Badisches Tagblatt, 13. Juli 2015

Gute Hexen zaubern mit viel Gefühl

Nur eine schlechte Hexe ist eine gute Hexe…? Das soll einer verstehen, und weder die Kinder im weiten Rund der Ötigheimer Freilichtbühne noch die Kleine Hexe im Theaterstück stimmt mit der Meinung des Hexenrats überein. Matthias Götz hat das gleichnamige Kinderbuch von Otfried Preußler mit viel Liebe zum Detail inszeniert und darauf gesetzt, dass die bereits 1957 entstandene Geschichte mit ihrem zeitlosen Wahrheitsgehalt höchstens ein wenig Up-to-Date-Make-up benötigt. Auch Ulrike Weßbecher (Kostüme) und Bettina Scholzen, die für die Ausstattung verantwortlich ist, schlossen sich dem Regisseur an, und so mutet die ganze Szenerie auf der multifunktionalen Freilichtbühne an, als blättere man in einem klingenden und singenden Wimmelbuch.

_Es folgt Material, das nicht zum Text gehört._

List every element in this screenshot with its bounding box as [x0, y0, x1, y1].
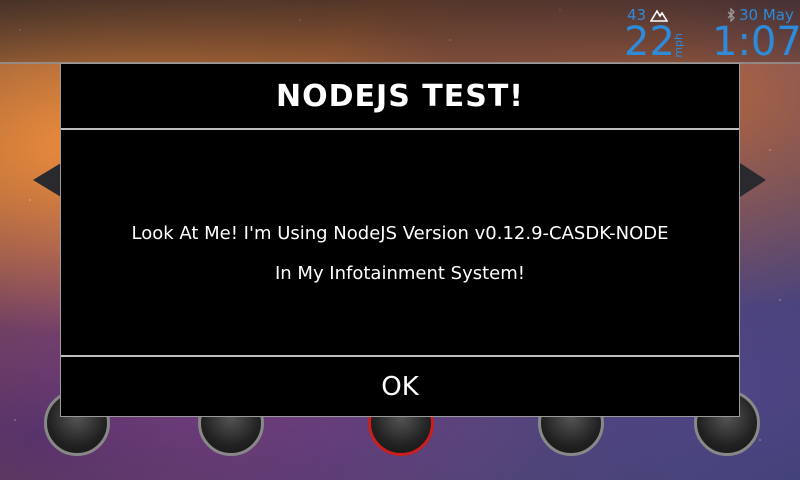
speed-unit: mph	[672, 33, 685, 58]
ok-button[interactable]: OK	[61, 357, 739, 417]
scroll-left-arrow[interactable]	[33, 163, 61, 197]
dialog-divider-top	[61, 128, 739, 130]
clock: 1:07	[712, 19, 800, 65]
dialog-message-line-2: In My Infotainment System!	[274, 263, 526, 284]
status-bar: 43 22 mph 30 May 1:07	[0, 0, 800, 64]
infotainment-screen: 43 22 mph 30 May 1:07 NODEJS TEST! Look …	[0, 0, 800, 480]
scroll-right-arrow[interactable]	[740, 163, 766, 197]
alert-dialog: NODEJS TEST! Look At Me! I'm Using NodeJ…	[60, 63, 740, 417]
dialog-message-line-1: Look At Me! I'm Using NodeJS Version v0.…	[131, 223, 669, 244]
speed-value: 22	[624, 19, 675, 65]
dialog-title: NODEJS TEST!	[276, 78, 524, 114]
dialog-message: Look At Me! I'm Using NodeJS Version v0.…	[61, 214, 739, 294]
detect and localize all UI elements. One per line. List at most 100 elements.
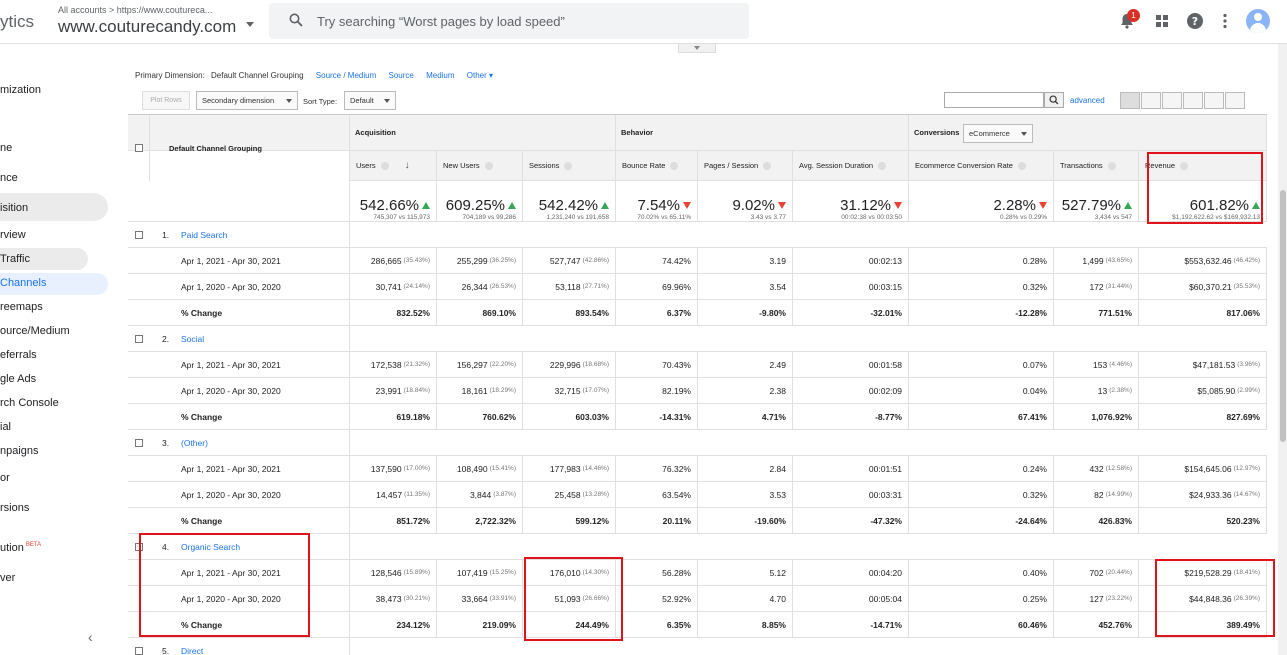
help-icon[interactable] xyxy=(484,161,493,170)
sidebar-item-social[interactable]: ial xyxy=(0,421,11,433)
column-header-5[interactable]: Avg. Session Duration xyxy=(793,151,909,180)
help-icon[interactable] xyxy=(670,161,679,170)
sort-desc-icon[interactable]: ↓ xyxy=(405,160,410,171)
more-vert-icon[interactable] xyxy=(1216,12,1234,30)
sidebar-item-treemaps[interactable]: reemaps xyxy=(0,301,43,313)
pie-view-icon[interactable] xyxy=(1141,92,1161,109)
cell-percent: (17.00%) xyxy=(403,465,430,472)
help-icon[interactable] xyxy=(1017,161,1026,170)
primary-dimension-source[interactable]: Source xyxy=(388,71,413,80)
column-header-label: Ecommerce Conversion Rate xyxy=(915,161,1013,170)
table-cell: 107,419 (15.25%) xyxy=(437,560,523,585)
sidebar-item-audience[interactable]: nce xyxy=(0,172,18,184)
arrow-up-icon xyxy=(601,202,609,209)
cell-percent: (3.96%) xyxy=(1237,361,1260,368)
sidebar-item-google-ads[interactable]: gle Ads xyxy=(0,373,36,385)
sidebar-item-source-medium[interactable]: ource/Medium xyxy=(0,325,70,337)
help-icon[interactable] xyxy=(763,161,772,170)
column-header-label: Sessions xyxy=(529,161,560,170)
help-icon[interactable] xyxy=(380,161,389,170)
group-row: 5. Direct xyxy=(128,638,1267,655)
row-label-cell: Apr 1, 2020 - Apr 30, 2020 xyxy=(128,482,350,507)
sidebar-item-campaigns[interactable]: npaigns xyxy=(0,445,39,457)
column-header-7[interactable]: Transactions xyxy=(1054,151,1139,180)
table-cell: 67.41% xyxy=(909,404,1054,429)
sidebar-item-home[interactable]: ne xyxy=(0,142,12,154)
scrollbar-thumb[interactable] xyxy=(1280,190,1286,442)
sidebar-item-behavior[interactable]: or xyxy=(0,472,10,484)
help-icon[interactable] xyxy=(564,161,573,170)
comparison-view-icon[interactable] xyxy=(1183,92,1203,109)
table-cell: $154,645.06 (12.97%) xyxy=(1139,456,1267,481)
column-header-6[interactable]: Ecommerce Conversion Rate xyxy=(909,151,1054,180)
column-header-2[interactable]: Sessions xyxy=(523,151,616,180)
sidebar-item-channels[interactable]: Channels xyxy=(0,277,46,289)
sidebar-item-customization[interactable]: mization xyxy=(0,84,41,96)
table-cell: 00:03:15 xyxy=(793,274,909,299)
row-label: Apr 1, 2021 - Apr 30, 2021 xyxy=(181,463,281,474)
primary-dimension-medium[interactable]: Medium xyxy=(426,71,454,80)
column-header-1[interactable]: New Users xyxy=(437,151,523,180)
summary-change: 2.28% xyxy=(993,197,1047,214)
plot-rows-button[interactable]: Plot Rows xyxy=(142,91,190,110)
cell-value: 817.06% xyxy=(1226,307,1260,318)
sidebar-item-attribution[interactable]: ution BETA xyxy=(0,542,41,554)
highlight-organic-sessions xyxy=(524,557,623,641)
summary-change-value: 9.02% xyxy=(732,197,775,214)
cell-value: 4.70 xyxy=(769,593,786,604)
column-header-label: Bounce Rate xyxy=(622,161,666,170)
select-all-checkbox[interactable] xyxy=(135,144,143,152)
account-selector[interactable]: www.couturecandy.com xyxy=(58,17,236,37)
table-cell: -14.31% xyxy=(616,404,698,429)
sidebar-item-all-traffic[interactable]: Traffic xyxy=(0,253,30,265)
table-cell: 70.43% xyxy=(616,352,698,377)
search-input[interactable]: Try searching “Worst pages by load speed… xyxy=(269,3,749,39)
sidebar-item-overview[interactable]: rview xyxy=(0,229,26,241)
apps-grid-icon[interactable] xyxy=(1153,12,1171,30)
account-breadcrumb[interactable]: All accounts > https://www.couturecа... xyxy=(58,5,212,15)
performance-view-icon[interactable] xyxy=(1162,92,1182,109)
secondary-dimension-select[interactable]: Secondary dimension xyxy=(196,91,298,110)
sidebar-item-referrals[interactable]: eferrals xyxy=(0,349,37,361)
cell-value: 67.41% xyxy=(1018,411,1047,422)
search-icon[interactable] xyxy=(1044,92,1064,108)
primary-dimension-other[interactable]: Other ▾ xyxy=(467,71,493,80)
help-icon[interactable]: ? xyxy=(1186,12,1204,30)
table-cell: 69.96% xyxy=(616,274,698,299)
summary-change: 31.12% xyxy=(840,197,902,214)
column-header-4[interactable]: Pages / Session xyxy=(698,151,793,180)
table-cell: 0.24% xyxy=(909,456,1054,481)
table-cell: 128,546 (15.89%) xyxy=(350,560,437,585)
table-view-icon[interactable] xyxy=(1120,92,1140,109)
primary-dimension-source-medium[interactable]: Source / Medium xyxy=(316,71,376,80)
chevron-down-icon[interactable] xyxy=(246,22,254,27)
sort-type-select[interactable]: Default xyxy=(344,91,396,110)
cell-value: $24,933.36 xyxy=(1189,489,1232,500)
pivot-view-icon[interactable] xyxy=(1225,92,1245,109)
cell-percent: (2.38%) xyxy=(1109,387,1132,394)
help-icon[interactable] xyxy=(1107,161,1116,170)
advanced-filter-link[interactable]: advanced xyxy=(1070,96,1105,105)
cell-value: 172 xyxy=(1089,281,1104,292)
arrow-down-icon xyxy=(778,202,786,209)
cell-value: 00:01:51 xyxy=(868,463,902,474)
sidebar-item-conversions[interactable]: rsions xyxy=(0,502,29,514)
table-cell: 74.42% xyxy=(616,248,698,273)
sidebar-item-discover[interactable]: ver xyxy=(0,572,15,584)
term-cloud-view-icon[interactable] xyxy=(1204,92,1224,109)
column-header-3[interactable]: Bounce Rate xyxy=(616,151,698,180)
table-cell: 00:04:20 xyxy=(793,560,909,585)
help-icon[interactable] xyxy=(878,161,887,170)
collapse-sidebar-icon[interactable]: ‹ xyxy=(88,629,93,645)
sidebar-item-acquisition[interactable]: isition xyxy=(0,202,28,214)
table-filter-input[interactable] xyxy=(944,92,1044,108)
table-row: % Change 619.18% 760.62% 603.03% -14.31% 4.71… xyxy=(128,404,1267,430)
chart-toggle-handle[interactable] xyxy=(678,44,716,53)
sidebar-item-search-console[interactable]: rch Console xyxy=(0,397,59,409)
conversions-goal-select[interactable]: eCommerce xyxy=(963,124,1033,143)
group-column-header[interactable]: Default Channel Grouping xyxy=(150,115,350,181)
avatar[interactable] xyxy=(1246,9,1270,33)
table-cell: 229,996 (18.68%) xyxy=(523,352,616,377)
column-header-0[interactable]: Users ↓ xyxy=(350,151,437,180)
table-cell: 3.53 xyxy=(698,482,793,507)
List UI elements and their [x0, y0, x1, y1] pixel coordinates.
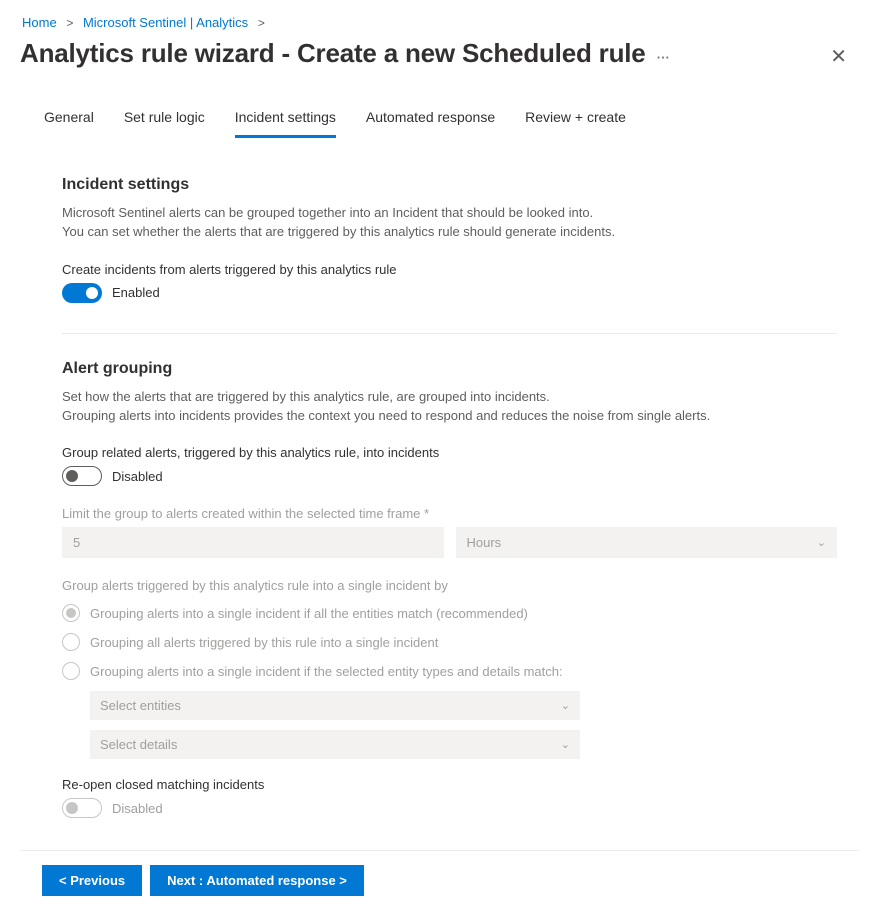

Gar nicht satt sehen kann man sich an dem vielgestaltigen Bühnenbild, das in eine Zeit zurückversetzt, in der Hans Thoma, der Künstler aus dem Schwarzwald, die ländliche Bevölkerung in liebevollen Genrebildern verewigte. Kinder tanzen Reigen, der Chor singt mit prächtigem Wohlklang bekannte Volkslieder. Die Leute kleiden sich festlich, und Bürgermeister und andere Amtspersonen sind noch echte Autoritäten. Jagdhund Lucy lässt sich zwar nur mit Leckerlis zum Bleiben verlocken, aber Kalb Erna ist sich seiner tragenden Rolle bewusst. Es heißt, dass von den 4500 Einwohnern der Gemeinde rund tausend vor oder hinter den Kulissen der Ötigheimer Volksschauspiele aktiv sind; und diese Begeisterung springt auf das Publikum über.

Was es nun aber mit guter Hexe – schlechter Hexe auf sich hat, das haben sogar die Erwachsenen unter den Tausenden von Zuschauern gewusst, denn kaum einer ging durch seine Kindheit ohne die Lektüre von der kleinen Hexe. Um vor bösartigen Klischees zu warnen, macht Preußler diejenigen zu Helden seiner Geschichten, denen ein unheimlicher oder sogar gefährlicher Ruf voraus eilt, wie etwa dem Räuber Hotzenplotz, einem kleinen Wassermann und dem kleinen Gespenst – und eben auch den Hexen.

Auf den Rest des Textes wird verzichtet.